Solved – Xavier Initialization – Formula Clarification

conv-neural-networkneural networksnormal distributionvariance

Problem : How is a $W_i$ calculated when using Xavier initialization?

From what I understand, the Xavier initialization calculate de sttdev, but Im not sure how it uses that for calculating a specific weight value.

According to the references, $W$ is the "initialization distribution for the neuron in question", what does that mean ? How does that even decide what the value will be?
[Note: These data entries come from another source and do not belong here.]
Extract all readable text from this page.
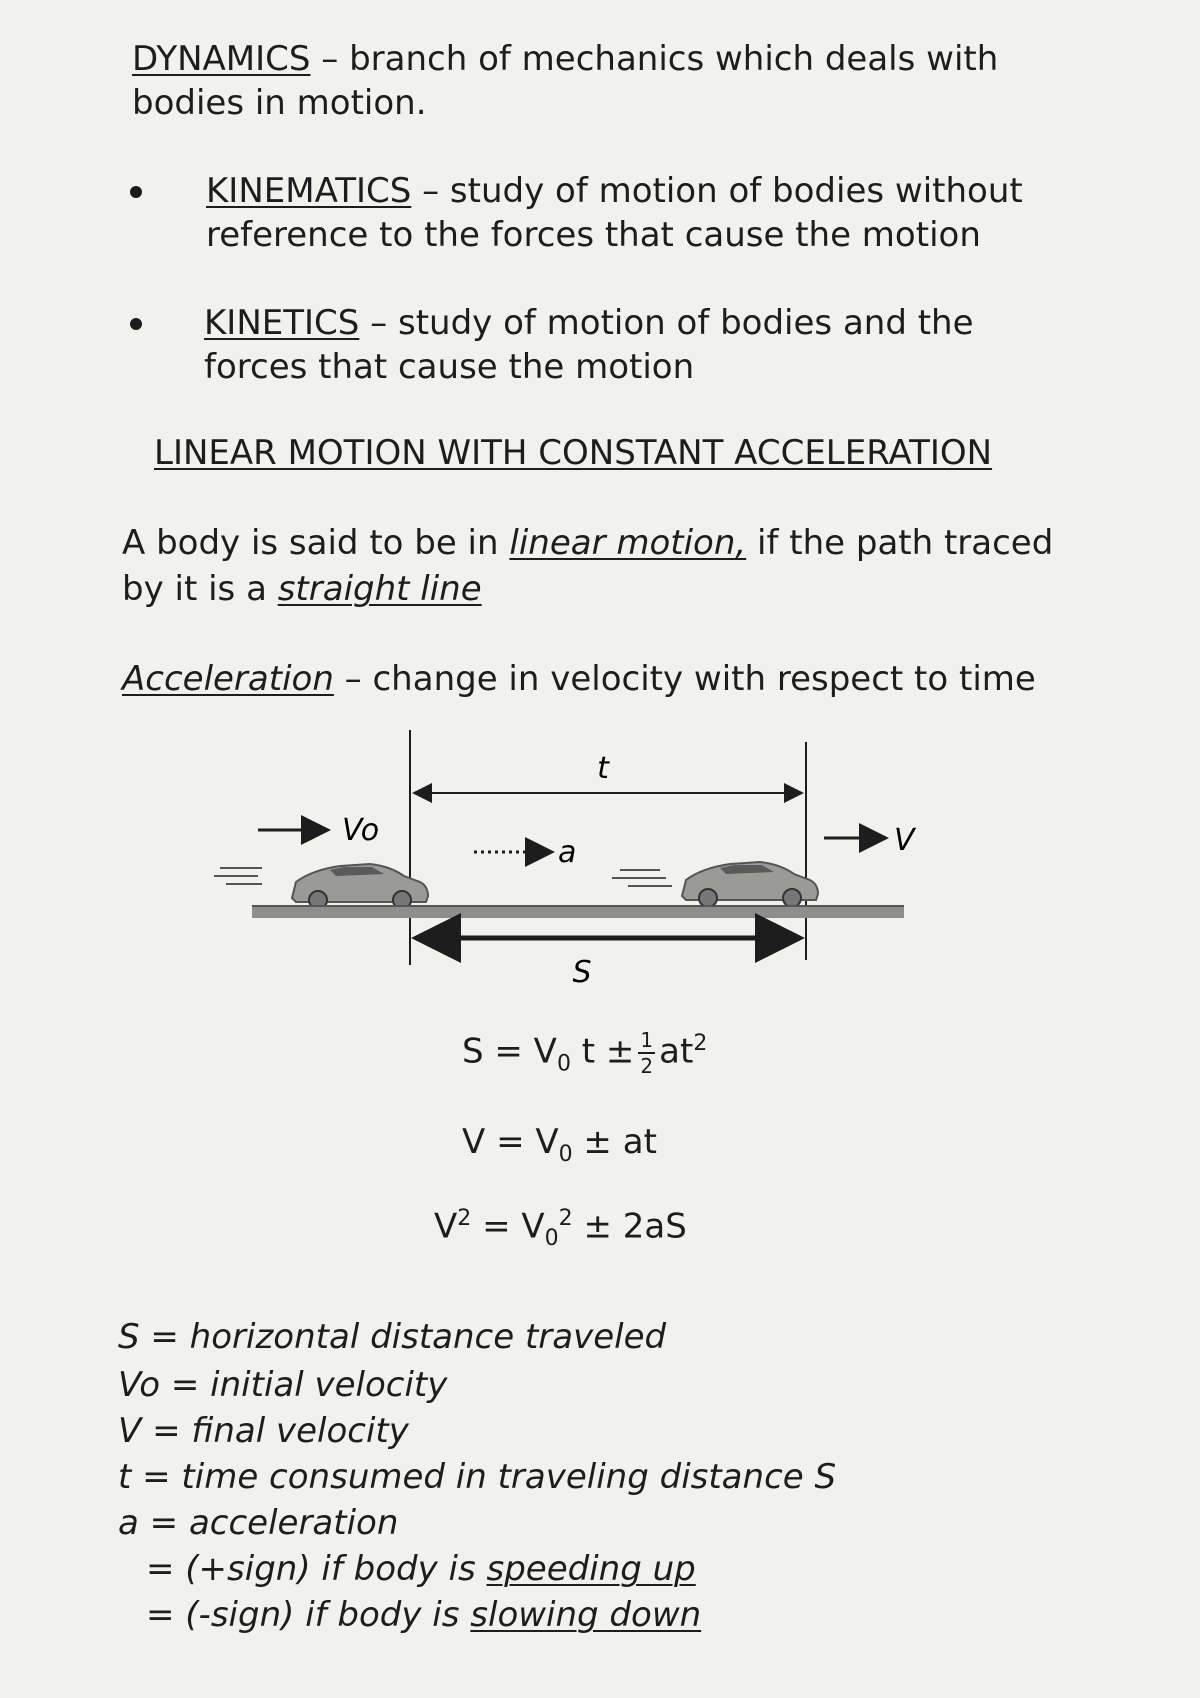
DYNAMICS – branch of mechanics which deals with
bodies in motion.
KINEMATICS – study of motion of bodies without
reference to the forces that cause the motion
KINETICS – study of motion of bodies and the
forces that cause the motion
LINEAR MOTION WITH CONSTANT ACCELERATION
A body is said to be in linear motion, if the path traced
by it is a straight line
Acceleration – change in velocity with respect to time
t
Vo
a	V
S
$S = V_0$ $t \pm \frac{1}{2} at^2$
$V = V_0$ ± at
$V^2 = V_0^2 \pm 2aS$
S = horizontal distance traveled
Vo = initial velocity
V = final velocity
t = time consumed in traveling distance S
a = acceleration
= (+sign) if body is speeding up
= (-sign) if body is slowing down
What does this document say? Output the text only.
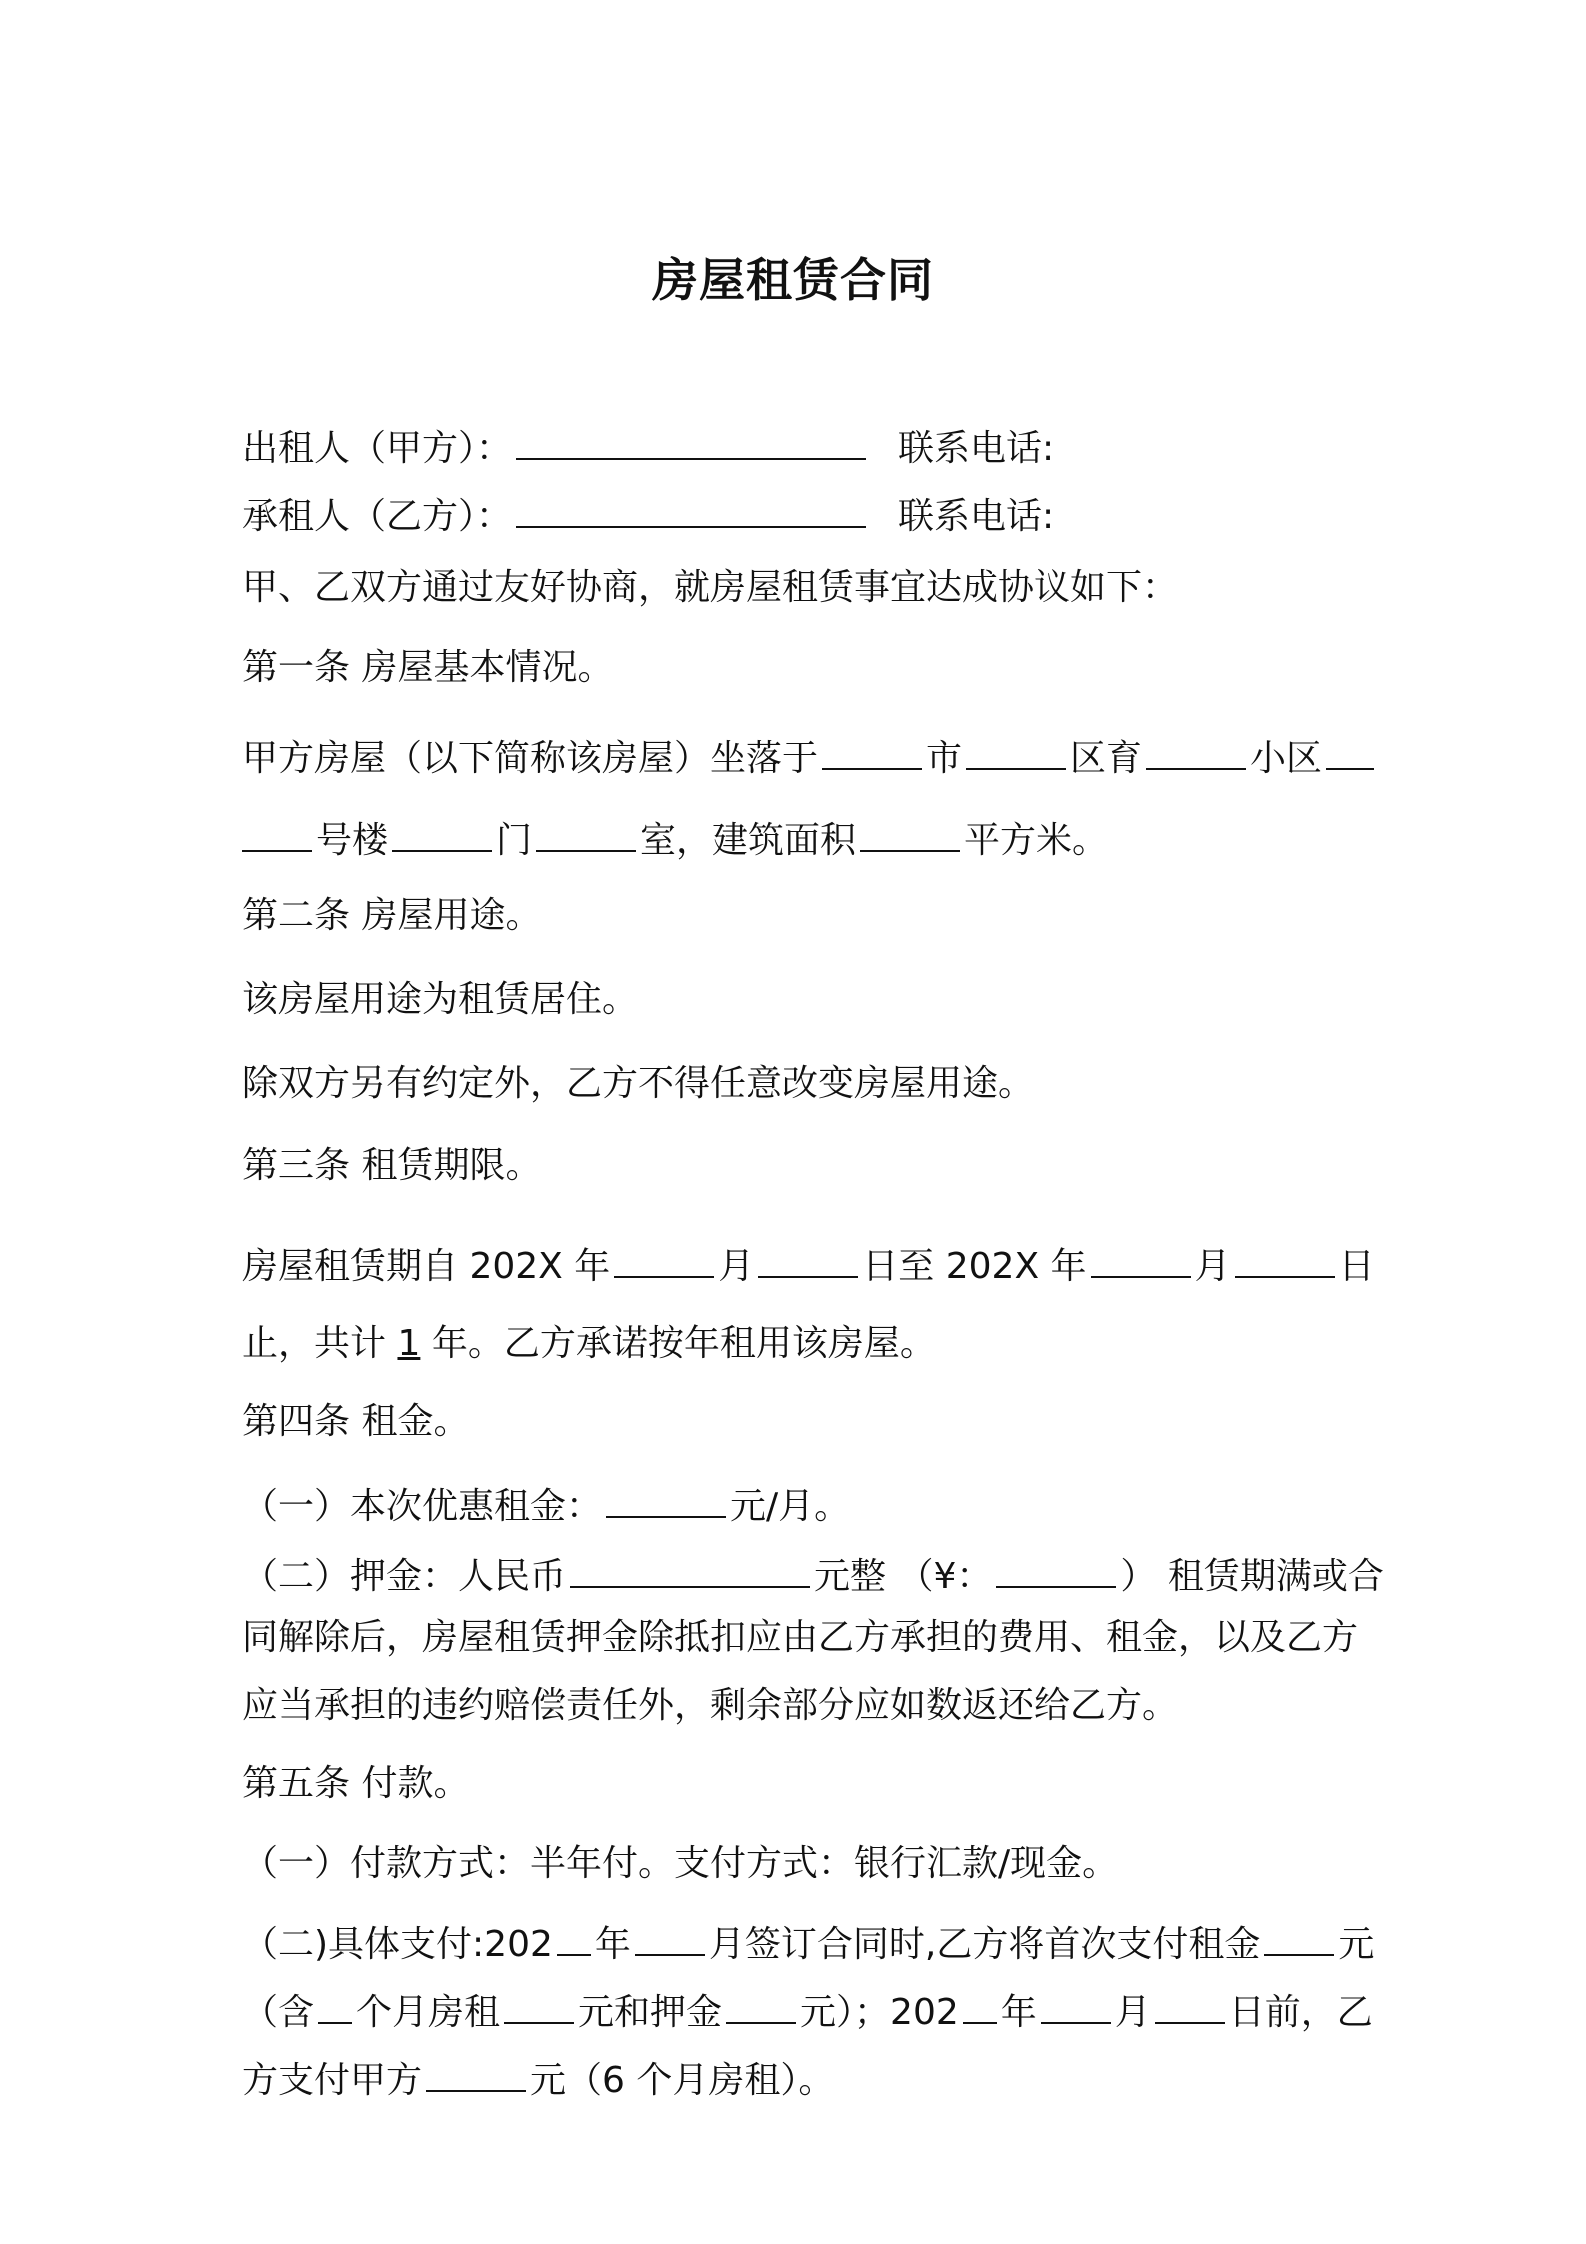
房屋租赁合同
出租人（甲方）：	联系电话:
承租人（乙方）：	联系电话:
甲、乙双方通过友好协商，就房屋租赁事宜达成协议如下：
第一条 房屋基本情况。
甲方房屋（以下简称该房屋）坐落于	市	区育	小区
号楼	门	室，建筑面积	平方米。
第二条 房屋用途。
该房屋用途为租赁居住。
除双方另有约定外，乙方不得任意改变房屋用途。
第三条 租赁期限。
房屋租赁期自 202X 年	月	日至 202X 年	月	日
止，共计 1 年。乙方承诺按年租用该房屋。
第四条 租金。
（一）本次优惠租金：	元/月。
（二）押金：人民币	元整 （¥：	） 租赁期满或合
同解除后，房屋租赁押金除抵扣应由乙方承担的费用、租金，以及乙方
应当承担的违约赔偿责任外，剩余部分应如数返还给乙方。
第五条 付款。
（一）付款方式：半年付。支付方式：银行汇款/现金。
（二)具体支付:202 年 月签订合同时,乙方将首次支付租金 元
（含 个月房租 元和押金 元）；202 年 月 日前，乙
方支付甲方	元（6 个月房租）。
For a current Layer, let $s$ be the output connections of the layer and $e$ the input connections, then:
$f(W) = \frac{2}{e + s}$

References:

http://philipperemy.github.io/xavier-initialization/

http://andyljones.tumblr.com/post/110998971763/an-explanation-of-xavier-initialization

https://prateekvjoshi.com/2016/03/29/understanding-xavier-initialization-in-deep-neural-networks/

https://www.quora.com/What-is-an-intuitive-explanation-of-the-Xavier-Initialization-for-Deep-Neural-Networks

CNN xavier weight initialization

Best Answer

Neural networks are optimized by starting with an initial, random guess of the parameter values. This guess is iteratively updated, mostly commonly using . Researchers have found that the optimization task can be very challenging, but that careful attention to how the parameters are initialized can make the optimization easier.

In the case of Xavier initialization (also called "Glorot normal" in some software), the parameters are initialized as random draws from a truncated normal distribution with mean 0 and standard deviation $$\sigma = \sqrt{\frac{2}{a+b}}$$ where $a$ is the number of input units in the weight tensor, and $b$ is the number of output units in the weight tensor.